Allow me to start off by illustrating my sentiment from January 2008 – February 2009: I hate banks and I have no idea what they are doing. I hate anything financially related.
But, I find myself not hating banks anymore. What happened? I’ve got eight leading indicators that people might be aware of but aren’t catching headlines like they should be and I’ve got four monster catalysts. What do I know? I’m only the Motley Fool’s Hottest Player going into Easter Weekend. Further, my entire college tuition is riding on the stock market.
- Federal Funds Target Rate is nil. This means that banks can borrow as cheaply as they ever have been able to. When you borrow at these interest rates, the net present value of any opportunity where you can at least get your money back is a good one to be taking.
- Banks as a sector cheap from a historical perspective. I wonder why? Fear, panic, disorder, lack of trust, lack of speculation --- just a few ideas.
- There is tons of cash on the sidelines. Blood is in the streets. There has definitely been “the slaughtering of the speculator” over the past year and a half. I believe now is the time when the speculator finally gets congratulated.
- We are up 28% off the bottom according to the S&P500.
- Global Markets are leading the way. They are up 53.4% according to EEM [iShares MSCI Emerging Markets Index (ETF)].
- My uncle who is a banker panicked and sold out of the market at Dow 6700.
- Mark-to-market has been relaxed to ‘mark-to-whatever-makes-us-look-good.’ A.K.A mark-to-profit.
- The uptick rule might come back. In my opinion, this isn’t necessary at this point.
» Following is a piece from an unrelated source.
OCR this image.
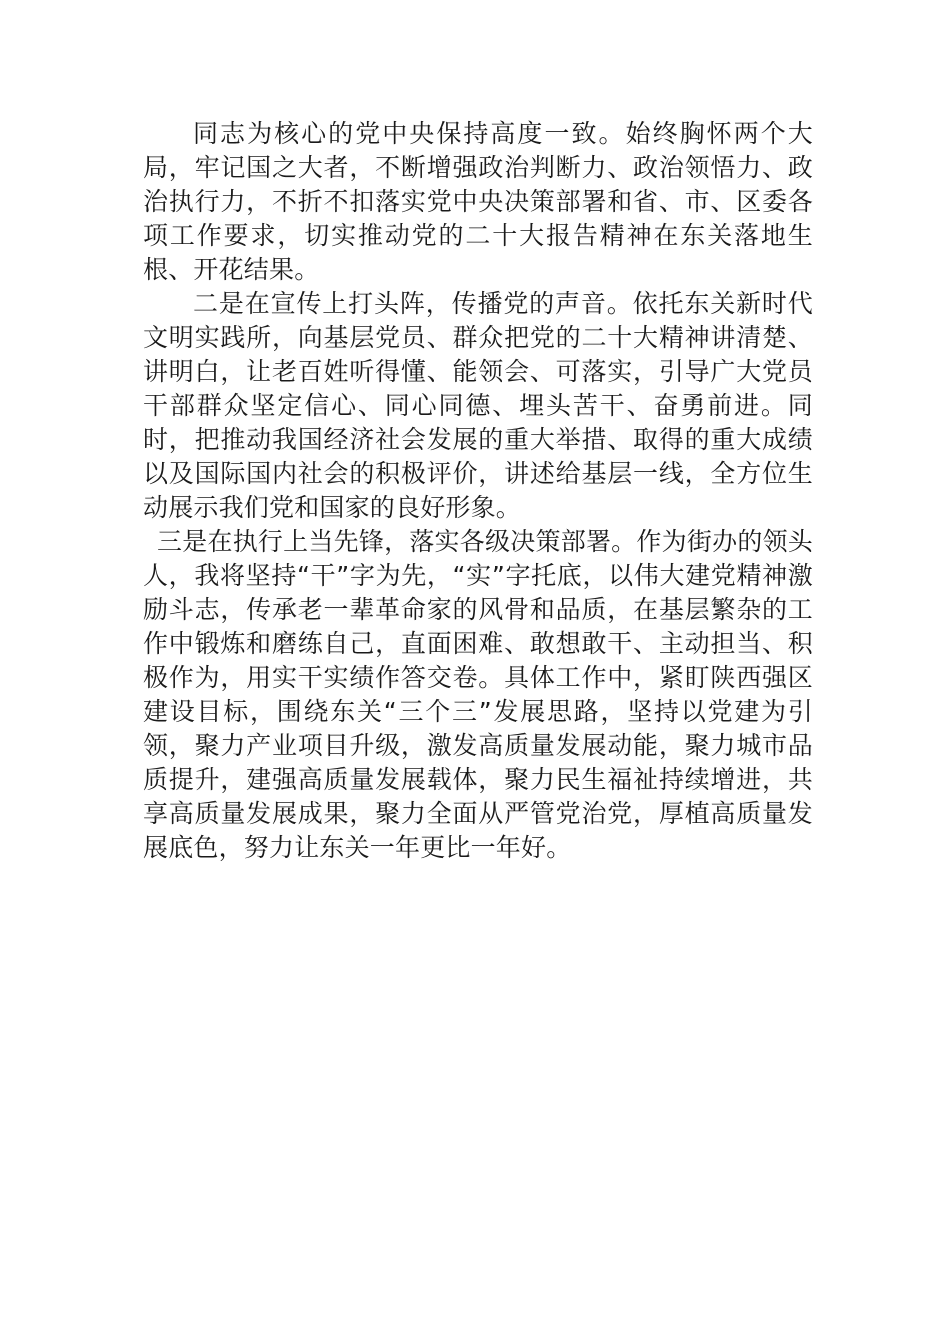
同志为核心的党中央保持高度一致。始终胸怀两个大局，牢记国之大者，不断增强政治判断力、政治领悟力、政治执行力，不折不扣落实党中央决策部署和省、市、区委各项工作要求，切实推动党的二十大报告精神在东关落地生根、开花结果。

二是在宣传上打头阵，传播党的声音。依托东关新时代文明实践所，向基层党员、群众把党的二十大精神讲清楚、讲明白，让老百姓听得懂、能领会、可落实，引导广大党员干部群众坚定信心、同心同德、埋头苦干、奋勇前进。同时，把推动我国经济社会发展的重大举措、取得的重大成绩以及国际国内社会的积极评价，讲述给基层一线，全方位生动展示我们党和国家的良好形象。

三是在执行上当先锋，落实各级决策部署。作为街办的领头人，我将坚持“干”字为先，“实”字托底，以伟大建党精神激励斗志，传承老一辈革命家的风骨和品质，在基层繁杂的工作中锻炼和磨练自己，直面困难、敢想敢干、主动担当、积极作为，用实干实绩作答交卷。具体工作中，紧盯陕西强区建设目标，围绕东关“三个三”发展思路，坚持以党建为引领，聚力产业项目升级，激发高质量发展动能，聚力城市品质提升，建强高质量发展载体，聚力民生福祉持续增进，共享高质量发展成果，聚力全面从严管党治党，厚植高质量发展底色，努力让东关一年更比一年好。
- Citigroup (C) and Bank of America (BAC) said they were profitable in the first two months of 2009. Great! Now they can do whatever they want to their balance sheet with the relaxation of mark-to-market. What does that imply? How can you lose money when you get to put whatever you want on a balance sheet? Especially if you’re a bank and you thoroughly understand how to crunch numbers and make them look favorable, you’re going to be looking really good now. It’s the Enron dilemma of “mark-to-model.” I could come up with some great spreadsheet models that make me look like an undervalued opportunity.
- It’s already happening! Wells Fargo (WFC) is coming in crushing analysts. Well, of course! What do you expect when you can borrow money to invest in opportunities and you’re not paying a significant interest rate on what you borrow?
- Analysts are going to get caught with their pants down this week. Earnings are coming out. Tuesday: Goldman Sachs (GS); Thursday: JPMorgan Chase (JPM); Friday: Citigroup (C). There is so much upside that they simply can’t see because they don’t really understand what’s going on. If they did, they wouldn’t be analysts. They’d be retired. What does this do? This sets up an opportunity for some huge price target upgrades, usually after the price actually appreciates to that target. Have you noticed that analyst price targets seem to be a lagging indicator of stock prices --- or is it just me?
- Debt upgrades. Once mark-to-profit kicks into full swing, the ratings agencies have to think a little more highly of these poor banks.
How to play this one:
I like a couple bank plays, also in decreasing order: FAS, C, BAC. I’m not into the Wells Fargos and the Goldman Sachs or even JPMorgans of the world --- where is the upside there? 100%? Not enough.
Disclosure: Glen Bradford owns CNO, GNW, PNX, FAS, C, BAC and/or options on them in his and his investor’s accounts.